Les Italiens en question sont bien sûr les castrats, que les Italiens
qualifient paradoxalement de "falsettistes naturels" par opposition aux
"falsettistes artificiels", les falsettistes ou contre-ténors. Nous
avons sans doute du mal à comprendre qu'on puisse mélanger
ainsi des voix de garçons, de falsettistes et de castrats au sein
d'un même pupitre, mais la notion de "pureté de timbre "n'existait
pas à l'époque. Autant dire que les falsettistes ne se produisaient
jamais à l'opéra où le registre de fausset n'était
employé que de manière exceptionnelle, dans un but comique,
pour contrefaire la voix de femme.
Si un falsettiste ne pouvait pas être
confondu avec une haute-contre, en revanche, certaines chanteuses
portaient ce nom. Charpentier destinait ses Leçons de Ténèbres
aux religieuses de l'Abbaye-aux-Bois : "Mère Ste Cécile,
dessus, Mère Camille, bas-dessus, et Mère Desnos, haute-contre",
sans doute un vrai contralto. De même, en Angleterre, Mrs Turner-Robinson,
créatrice du rôle de Daniel dans l'oratorio Belshazzar
de Haendel (1745), est appelée countertenor, ce qui prouve
que ces termes désignaient avant tout une tessiture plutôt
qu'un type de voix bien précis. Jérôme-Joseph de Momigny,
théoricien et compositeur belge, rapporte une anecdote fort curieuse
(Encyclopédie méthodique de Framery et Guinguené,
Paris, Panckoucke, 1791) : "Il existe quelques hautes-contre en voix
de femme qui n'ont pas la rondeur des bas-dessus [mezzo], mais une
force bien supérieure, avec un timbre qui est celui de la vraie
haute-contre [sic]. J'ai connu une dame religieuse qui, avec une
telle voix, en couvrait facilement trente autres, et se faisait entendre
à une distance extraordinaire." Voilà qui laisse rêveurÖ
Bernard Schreuders
Notes
1. Le mot connaît les deux genres.
2. L'oeuvre, baptisée "tragédie
biblique", ressortit à la musique religieuse, dans laquelle la tessiture
de haute-contre est alors souvent plus aigüe que dans la musique de
scène.
3. Vincent Vivès, "Raison et
déraison de la voix à l'âge classique" in Ostinato
rigore, revue internationale d'études musicales, n°8/9,
1997, Les musiciens au temps de Louis XIV, p. 41-2.

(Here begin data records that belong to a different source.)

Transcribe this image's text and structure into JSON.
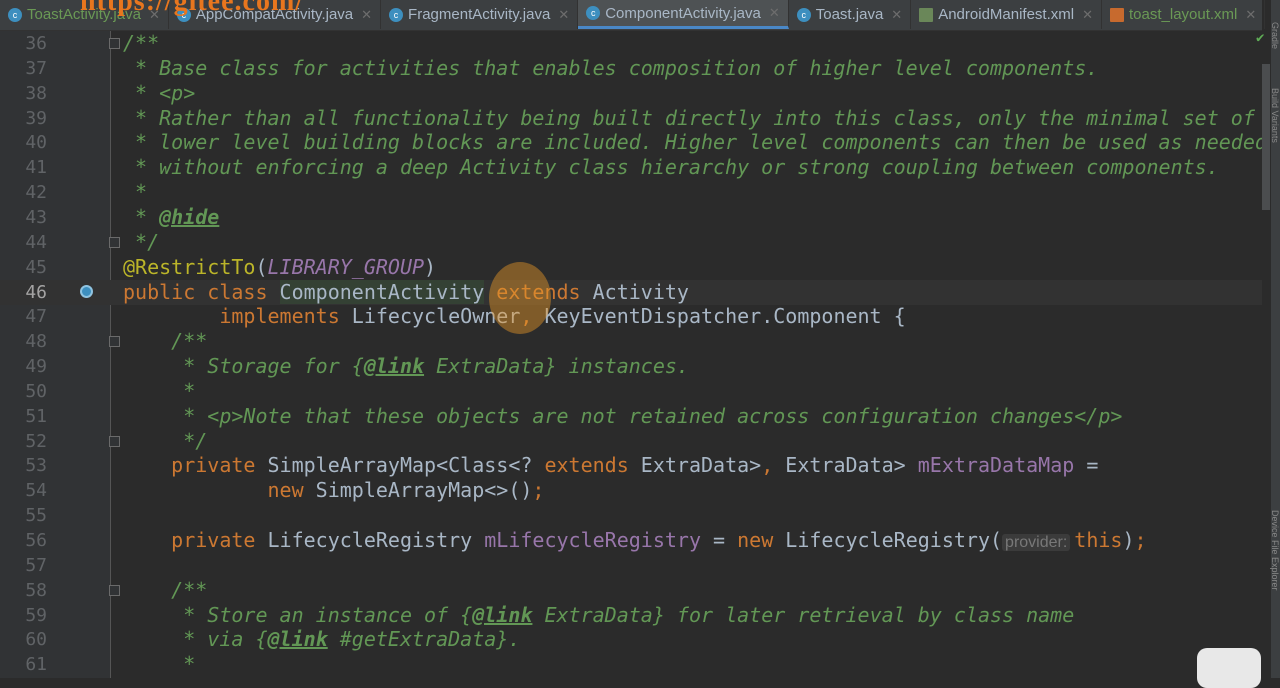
{
  "watermark": "https://gitee.com/",
  "tabs": [
    {
      "label": "ToastActivity.java",
      "icon": "java-class-icon",
      "active": false
    },
    {
      "label": "AppCompatActivity.java",
      "icon": "java-class-locked-icon",
      "active": false
    },
    {
      "label": "FragmentActivity.java",
      "icon": "java-class-locked-icon",
      "active": false
    },
    {
      "label": "ComponentActivity.java",
      "icon": "java-class-locked-icon",
      "active": true
    },
    {
      "label": "Toast.java",
      "icon": "java-class-icon",
      "active": false
    },
    {
      "label": "AndroidManifest.xml",
      "icon": "manifest-icon",
      "active": false
    },
    {
      "label": "toast_layout.xml",
      "icon": "xml-layout-icon",
      "active": false
    }
  ],
  "right_tool_windows": [
    "Gradle",
    "Build Variants",
    "Device File Explorer"
  ],
  "colors": {
    "background": "#2b2b2b",
    "comment": "#629755",
    "keyword": "#cc7832",
    "annotation": "#bbb529",
    "field": "#9876aa",
    "text": "#a9b7c6"
  },
  "current_line": 46,
  "lines": [
    {
      "n": "36",
      "fold": true,
      "t": [
        [
          "/**",
          "c"
        ]
      ]
    },
    {
      "n": "37",
      "t": [
        [
          " * Base class for activities that enables composition of higher level components.",
          "c"
        ]
      ]
    },
    {
      "n": "38",
      "t": [
        [
          " * <p>",
          "c"
        ]
      ]
    },
    {
      "n": "39",
      "t": [
        [
          " * Rather than all functionality being built directly into this class, only the minimal set of",
          "c"
        ]
      ]
    },
    {
      "n": "40",
      "t": [
        [
          " * lower level building blocks are included. Higher level components can then be used as needed",
          "c"
        ]
      ]
    },
    {
      "n": "41",
      "t": [
        [
          " * without enforcing a deep Activity class hierarchy or strong coupling between components.",
          "c"
        ]
      ]
    },
    {
      "n": "42",
      "t": [
        [
          " *",
          "c"
        ]
      ]
    },
    {
      "n": "43",
      "t": [
        [
          " * ",
          "c"
        ],
        [
          "@hide",
          "cu"
        ]
      ]
    },
    {
      "n": "44",
      "fold": true,
      "t": [
        [
          " */",
          "c"
        ]
      ]
    },
    {
      "n": "45",
      "t": [
        [
          "@RestrictTo",
          "a"
        ],
        [
          "(",
          ""
        ],
        [
          "LIBRARY_GROUP",
          "pi"
        ],
        [
          ")",
          ""
        ]
      ]
    },
    {
      "n": "46",
      "t": [
        [
          "public class ",
          "k"
        ],
        [
          "ComponentActivity",
          "hl"
        ],
        [
          " extends ",
          "k"
        ],
        [
          "Activity",
          ""
        ]
      ]
    },
    {
      "n": "47",
      "t": [
        [
          "        ",
          ""
        ],
        [
          "implements ",
          "k"
        ],
        [
          "LifecycleOwner",
          ""
        ],
        [
          ", ",
          "k"
        ],
        [
          "KeyEventDispatcher.Component {",
          ""
        ]
      ]
    },
    {
      "n": "48",
      "fold": true,
      "t": [
        [
          "    /**",
          "c"
        ]
      ]
    },
    {
      "n": "49",
      "t": [
        [
          "     * Storage for {",
          "c"
        ],
        [
          "@link",
          "cu"
        ],
        [
          " ExtraData} instances.",
          "c"
        ]
      ]
    },
    {
      "n": "50",
      "t": [
        [
          "     *",
          "c"
        ]
      ]
    },
    {
      "n": "51",
      "t": [
        [
          "     * <p>Note that these objects are not retained across configuration changes</p>",
          "c"
        ]
      ]
    },
    {
      "n": "52",
      "fold": true,
      "t": [
        [
          "     */",
          "c"
        ]
      ]
    },
    {
      "n": "53",
      "t": [
        [
          "    ",
          ""
        ],
        [
          "private ",
          "k"
        ],
        [
          "SimpleArrayMap<Class<? ",
          ""
        ],
        [
          "extends ",
          "k"
        ],
        [
          "ExtraData>",
          ""
        ],
        [
          ", ",
          "k"
        ],
        [
          "ExtraData> ",
          ""
        ],
        [
          "mExtraDataMap",
          "p"
        ],
        [
          " =",
          ""
        ]
      ]
    },
    {
      "n": "54",
      "t": [
        [
          "            ",
          ""
        ],
        [
          "new ",
          "k"
        ],
        [
          "SimpleArrayMap<>()",
          ""
        ],
        [
          ";",
          "k"
        ]
      ]
    },
    {
      "n": "55",
      "t": []
    },
    {
      "n": "56",
      "t": [
        [
          "    ",
          ""
        ],
        [
          "private ",
          "k"
        ],
        [
          "LifecycleRegistry ",
          ""
        ],
        [
          "mLifecycleRegistry",
          "p"
        ],
        [
          " = ",
          ""
        ],
        [
          "new ",
          "k"
        ],
        [
          "LifecycleRegistry(",
          ""
        ],
        [
          "provider:",
          "hint"
        ],
        [
          "this",
          "k"
        ],
        [
          ")",
          ""
        ],
        [
          ";",
          "k"
        ]
      ]
    },
    {
      "n": "57",
      "t": []
    },
    {
      "n": "58",
      "fold": true,
      "t": [
        [
          "    /**",
          "c"
        ]
      ]
    },
    {
      "n": "59",
      "t": [
        [
          "     * Store an instance of {",
          "c"
        ],
        [
          "@link",
          "cu"
        ],
        [
          " ExtraData} for later retrieval by class name",
          "c"
        ]
      ]
    },
    {
      "n": "60",
      "t": [
        [
          "     * via {",
          "c"
        ],
        [
          "@link",
          "cu"
        ],
        [
          " #getExtraData}.",
          "c"
        ]
      ]
    },
    {
      "n": "61",
      "t": [
        [
          "     *",
          "c"
        ]
      ]
    }
  ]
}
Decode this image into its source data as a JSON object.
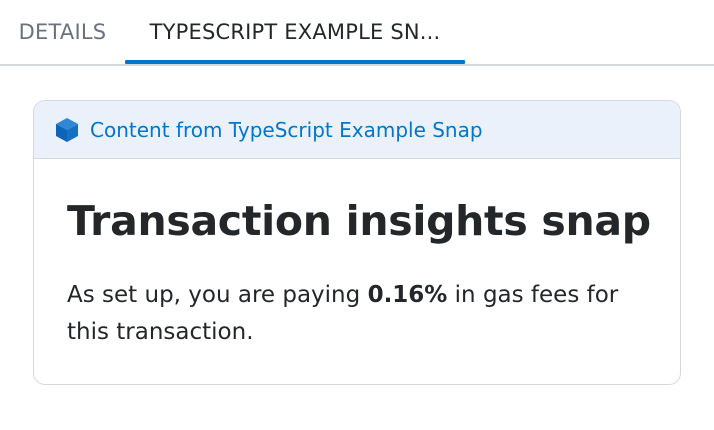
{
  "tabs": [
    {
      "label": "DETAILS",
      "active": false
    },
    {
      "label": "TYPESCRIPT EXAMPLE SN...",
      "active": true
    }
  ],
  "colors": {
    "accent": "#0376c9",
    "header_bg": "#eaf1fa",
    "border": "#d6d9dc",
    "text": "#24272a",
    "muted": "#6a737d"
  },
  "snap_card": {
    "header_icon": "cube-icon",
    "header_text": "Content from TypeScript Example Snap",
    "title": "Transaction insights snap",
    "body": {
      "prefix": "As set up, you are paying ",
      "highlight": "0.16%",
      "suffix": " in gas fees for this transaction."
    }
  }
}
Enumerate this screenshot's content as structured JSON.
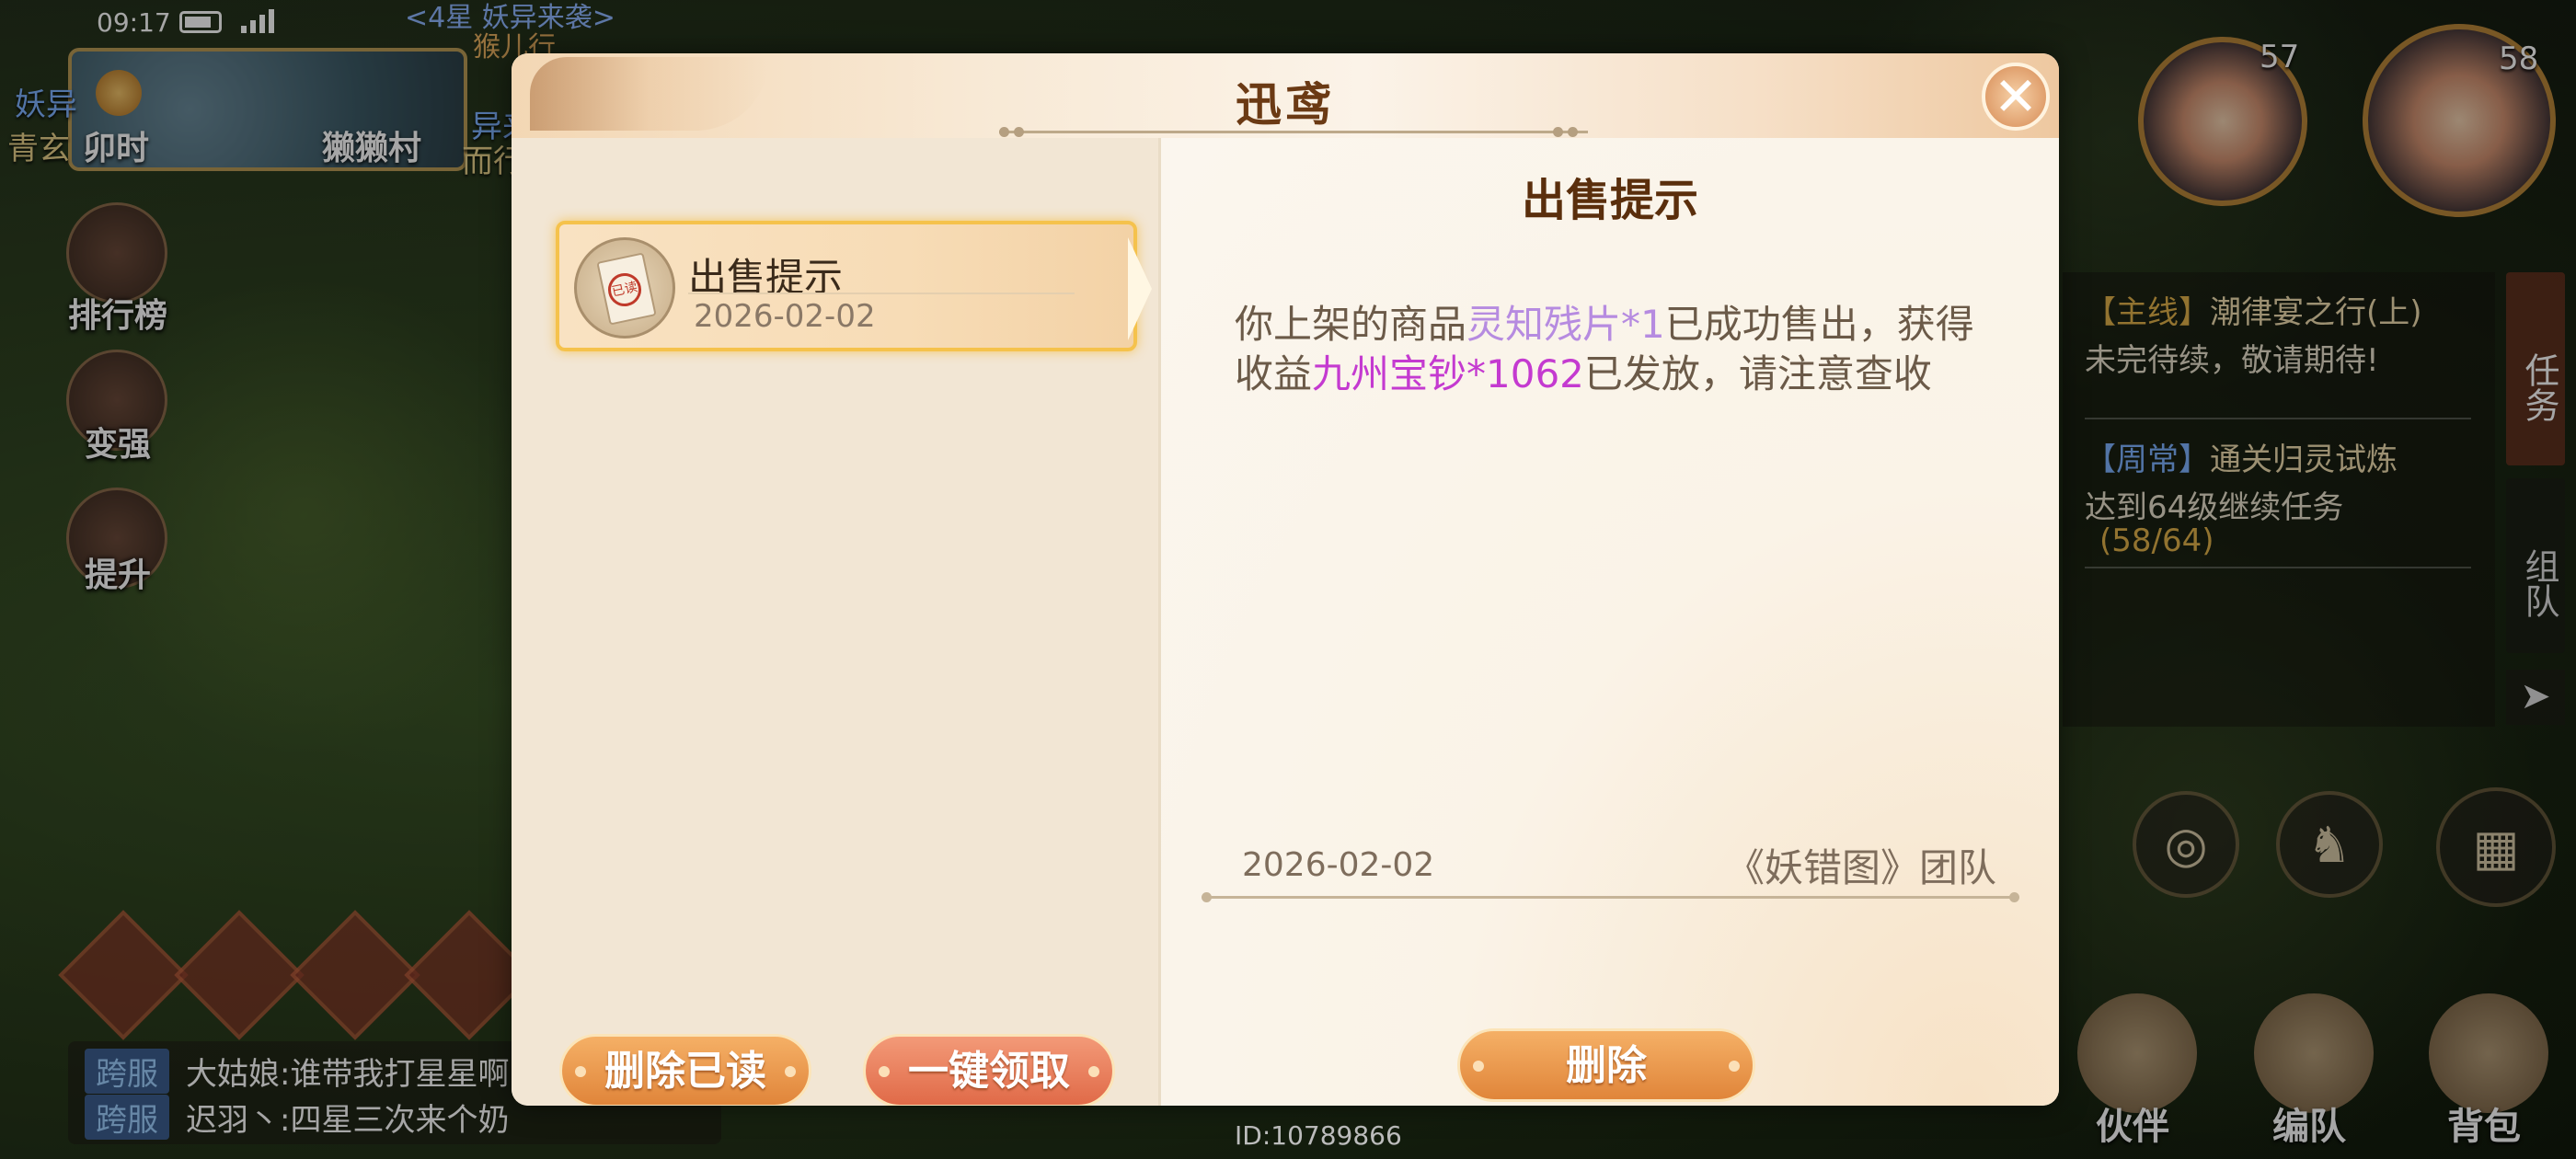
{
  "status_bar": {
    "time": "09:17"
  },
  "hud_left": {
    "minimap_time": "卯时",
    "minimap_location": "獭獭村",
    "top_notice": "<4星 妖异来袭>",
    "top_notice_sub": "猴儿行",
    "side_label_1": "妖异",
    "side_label_2": "青玄",
    "side_label_3": "异来",
    "side_label_4": "而行",
    "buttons": [
      {
        "label": "排行榜"
      },
      {
        "label": "变强"
      },
      {
        "label": "提升"
      }
    ]
  },
  "chat": {
    "rows": [
      {
        "tag": "跨服",
        "text": "大姑娘:谁带我打星星啊"
      },
      {
        "tag": "跨服",
        "text": "迟羽丶:四星三次来个奶"
      }
    ]
  },
  "hud_right": {
    "avatar_levels": [
      "57",
      "58"
    ],
    "tasks": [
      {
        "tag": "【主线】",
        "name": "潮律宴之行(上)",
        "desc": "未完待续，敬请期待!"
      },
      {
        "tag": "【周常】",
        "name": "通关归灵试炼",
        "desc": "达到64级继续任务",
        "progress": "(58/64)"
      }
    ],
    "tab_task": "任务",
    "tab_team": "组队",
    "bottom_labels": [
      "伙伴",
      "编队",
      "背包"
    ]
  },
  "player_id": "ID:10789866",
  "dialog": {
    "title": "迅鸢",
    "close_label": "✕",
    "mail_list": [
      {
        "title": "出售提示",
        "date": "2026-02-02",
        "stamp": "已读"
      }
    ],
    "delete_read_label": "删除已读",
    "claim_all_label": "一键领取",
    "detail": {
      "title": "出售提示",
      "body_1": "你上架的商品",
      "item": "灵知残片*1",
      "body_2": "已成功售出，获得收益",
      "reward": "九州宝钞*1062",
      "body_3": "已发放，请注意查收",
      "date": "2026-02-02",
      "signature": "《妖错图》团队",
      "delete_label": "删除"
    }
  }
}
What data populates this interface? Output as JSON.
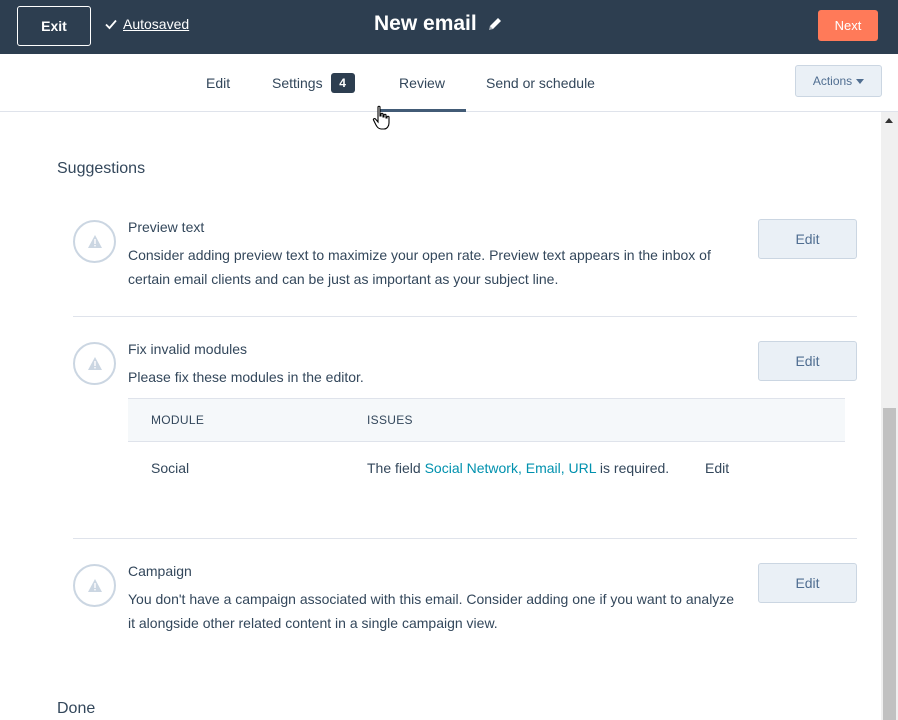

4. Largement citées dans A.
Herriot, The Castrati in opera. Londres, Secker and Warburg, 1956,
pp. 200-24 (ch. VI : The story of one castrato).
5. C'est le sens habituel de cette
expression. Dans le "Mémoire sur la voix humaine présenté
à l'Académie des Sciences" qui sert d'introduction au traité
de chant de Manuel Garcia, nous pouvons lire : " [...] nous avons entendu
le même chanteur produire à volonté et alternativement
la même note avec la voix pleine et avec la voix de fausset en sorte
que les sons produits par les deux voix se trouvaient ainsi mis en parallèle."
6. Traduction littérale du latin
contratenor
altus contracté en contraltus, le mot
contre haute
(1556) a été rapidement remplacé par la forme inversée,
haute-contre,
alors que contre basse (< contratenor bassus) a connu
une spécialisation instrumentale, la forme basse-contre désignant
uniquement la voix. Il est à noter que le mot haute-contre
désigne aussi le second registre de chaque famille instrumentale.
Les formes contre-teneur
et contre-taille ont été
rapidement concurrencées par haute-contre et haute-taille.
En anglais, le contratenor altus a été traduit en
contra,
counter ou countertenor, ces trois formes étant encore
concurrencées par mean.
Countertenor s'est finalement
imposé.
7. Recueil des Frères Bêches,
tous trois hautes-contre à la Chapelle royale [Bibliothèque
Nationale, Rés. F.1661], cité par P. Barbier, La maison
des Italiens. Paris, Grasset, 1998, p.113.